Program

Pablo Jarillo-Herrero – Quantum electronic transport and thermodynamic measurements in magic angle twisted bilayer and trilayer graphene.

Oskar Vafek – Correlations and topology in the magic angle twisted bilayer graphene narrow bands. We will cover RG treatment of the projection onto the narrow bands and the flow towards the chiral limit, results from DMRG, non-Abelian Dirac node braiding and theory of cascade transitions.
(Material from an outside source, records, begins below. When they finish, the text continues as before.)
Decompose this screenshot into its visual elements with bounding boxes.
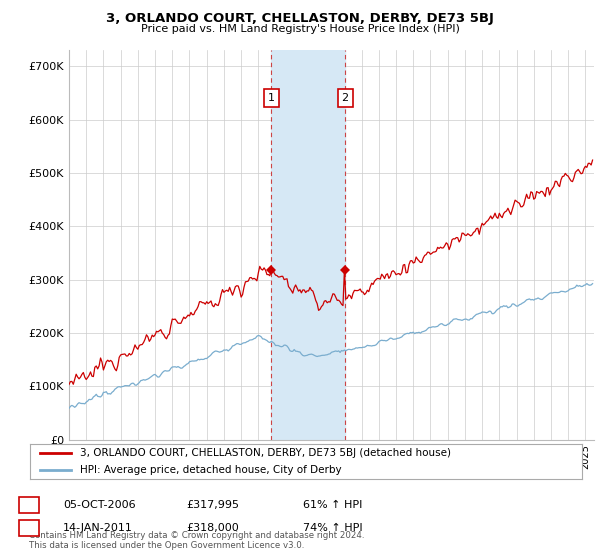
Text: 61% ↑ HPI: 61% ↑ HPI xyxy=(303,500,362,510)
Text: £318,000: £318,000 xyxy=(186,523,239,533)
Text: 1: 1 xyxy=(25,500,32,510)
Text: 3, ORLANDO COURT, CHELLASTON, DERBY, DE73 5BJ: 3, ORLANDO COURT, CHELLASTON, DERBY, DE7… xyxy=(106,12,494,25)
Bar xyxy=(271,50,345,440)
Text: Contains HM Land Registry data © Crown copyright and database right 2024.
This d: Contains HM Land Registry data © Crown c… xyxy=(29,530,364,550)
Text: 1: 1 xyxy=(268,94,275,104)
Text: 14-JAN-2011: 14-JAN-2011 xyxy=(63,523,133,533)
Text: 74% ↑ HPI: 74% ↑ HPI xyxy=(303,523,362,533)
Text: 2: 2 xyxy=(341,94,349,104)
Text: Price paid vs. HM Land Registry's House Price Index (HPI): Price paid vs. HM Land Registry's House … xyxy=(140,24,460,34)
Text: 2: 2 xyxy=(25,523,32,533)
Text: 05-OCT-2006: 05-OCT-2006 xyxy=(63,500,136,510)
Text: 3, ORLANDO COURT, CHELLASTON, DERBY, DE73 5BJ (detached house): 3, ORLANDO COURT, CHELLASTON, DERBY, DE7… xyxy=(80,448,451,458)
Text: £317,995: £317,995 xyxy=(186,500,239,510)
Text: HPI: Average price, detached house, City of Derby: HPI: Average price, detached house, City… xyxy=(80,465,341,475)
Titus Neupert– Topology Bands from homotopy theory. The lectures will introduce Wilson loops and homotopy invariants, such as (mirror) Chern numbers, winding numbers etc., to define and identify topological bands in crystalline solids. The relation between Wilson loops and Wannier functions can be used to discern stable, fragile, and delicate topological phases. Wilson loops can further be used to prove the bulk-boundary correspondence of topological phases. We will discuss explicitly the 1D Su-Schrieffer-Heeger chain, (mirror) Chern insulators, and higher-order topological insulators. Finally, I will comment on the topological classification of non-Hermitian Hamiltonians.

Cécile Repellin– Interaction-driven insulators in flat-band moire superlattices
This set of lecture will focus on the correlated insulators arising in multilayer moire graphene materials, when the valence or conduction band (the active band) is sufficiently flat. Examples of such materials include magic angle twisted bilayer graphene, ABC trilayer graphene, twisted double bilayer graphne, twisted monolayer-bilayer graphene, and more. I will distinguish scenarios corresponding to insulators with three different topological natures. First, we will consider an integer filling of the active band, where a quantized anomalous Hall effect and emergent orbital ferromagnetism have been experimentally observed in several materials, and can be attributed to spontaneous spin and valley polarization due to Coulomb repulsion (flat-band ferromagnetism). Secondly, we will discuss the insulating phases that can arise through the interplay of topology and strong interactions: topological charge density waves, which appear at fractional filling of the active band, with an integer quantized Hall conductance, and fractional Chern insulators, whose filling and Hall conductance are fractional, and have anyonic excitations. We will review experimental evidence for these phases, the band parameters favoring them, as well as the theoretical methods (numerical and analytical) permitting the understanding of their conditions of emergence.

Sami Mitra – Roles of journals in general and PRL in particular in disseminating physics results through a cascading sequence involving journal editors, referees, conference chairs, journalists, department chairs, deans, funding agencies, and others.